About 30% of the energy density of the universe is in the form of “dark matter”; the name conveys two of the features of this stuff… it is “dark” (doesn’t shine, so we can’t see it with our telescopes), and it clumps gravitationally just like normal matter does. The formation of large scale structures (galaxies, clusters of galaxies) and dynamics of large objects (galaxies, clusters of galaxies) cannot be explained without invoking the presence of some form of dark matter (unless General Relativity is wrong). The fact that only 5% of the energy density of the universe is “normal matter” means that the remaining 30% required by these observations must be “abnormal”… not made of the atoms, etc, that we’re familar with.

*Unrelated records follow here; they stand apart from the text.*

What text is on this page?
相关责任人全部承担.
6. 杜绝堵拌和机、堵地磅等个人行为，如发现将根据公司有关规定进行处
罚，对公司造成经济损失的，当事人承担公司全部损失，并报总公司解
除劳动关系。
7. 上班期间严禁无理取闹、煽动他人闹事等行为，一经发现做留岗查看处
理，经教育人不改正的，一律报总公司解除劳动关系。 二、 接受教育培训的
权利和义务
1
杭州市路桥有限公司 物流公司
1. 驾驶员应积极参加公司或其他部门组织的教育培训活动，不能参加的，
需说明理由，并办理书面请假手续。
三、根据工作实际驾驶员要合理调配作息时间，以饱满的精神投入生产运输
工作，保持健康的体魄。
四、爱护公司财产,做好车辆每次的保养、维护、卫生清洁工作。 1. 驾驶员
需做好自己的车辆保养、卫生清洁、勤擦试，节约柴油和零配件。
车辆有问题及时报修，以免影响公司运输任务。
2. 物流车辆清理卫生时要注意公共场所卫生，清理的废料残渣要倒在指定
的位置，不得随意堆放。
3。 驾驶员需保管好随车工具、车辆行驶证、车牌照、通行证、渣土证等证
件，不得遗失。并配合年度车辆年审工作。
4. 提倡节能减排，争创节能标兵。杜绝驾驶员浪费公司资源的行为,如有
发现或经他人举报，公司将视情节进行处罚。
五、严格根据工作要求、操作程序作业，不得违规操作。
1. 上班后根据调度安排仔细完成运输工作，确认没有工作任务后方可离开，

Cosmologists call it “non-baryonic dark matter”… and physicists (including a group here at Case) are working hard to see it in the lab.
About 65% of the energy density of the universe is in the form of “dark energy”. This is different than dark matter in two important ways: it doesn’t clump to help form clusters of galaxies, and instead of slowing the expansion of the universe, it causes an increase in the expansion rate as time progresses. The first solid evidence for the existence of dark energy came from measurements of the brightness of distant supernovae, in the mid to late 1990’s. Shortly thereafter, a combination of measurements of the CMB anisotropies, the expansion rate (H), and/or the energy density of matter from Large Scale Structure led to the same conclusion. Currently there’s lots of evidence that dark energy exists and dominates the energy density of the universe, but there’s virtually no understanding of the actual physics of it!
CMB Anisotropies
We've learned, and are continuing to learn, a huge amount about physics and cosmology by mapping the very small variations in the CMB's brightness across the sky. These variations are called "anisotropies", which means "different when you look in different directions". The best all-sky maps of these variation in brightness were made by the Planck satellite, which made the beautiful map shown below; the red and blue areas there indicate real density variations in the early universe's plasma, captured in a "snapshot" when the universe was only 380,000 years old.
From maps like these, including maps of the polarization of the CMB, we've learned an enormous amount about the contents of the universe (Dark Matter, Dark Energy, as well as the regular stuff out there), and its history (how fast it's expanding, for example).
Our work with the South Pole Telescope and CMB-S4 continues that legacy, making better measurements of the CMB that probe new science and new discoveries.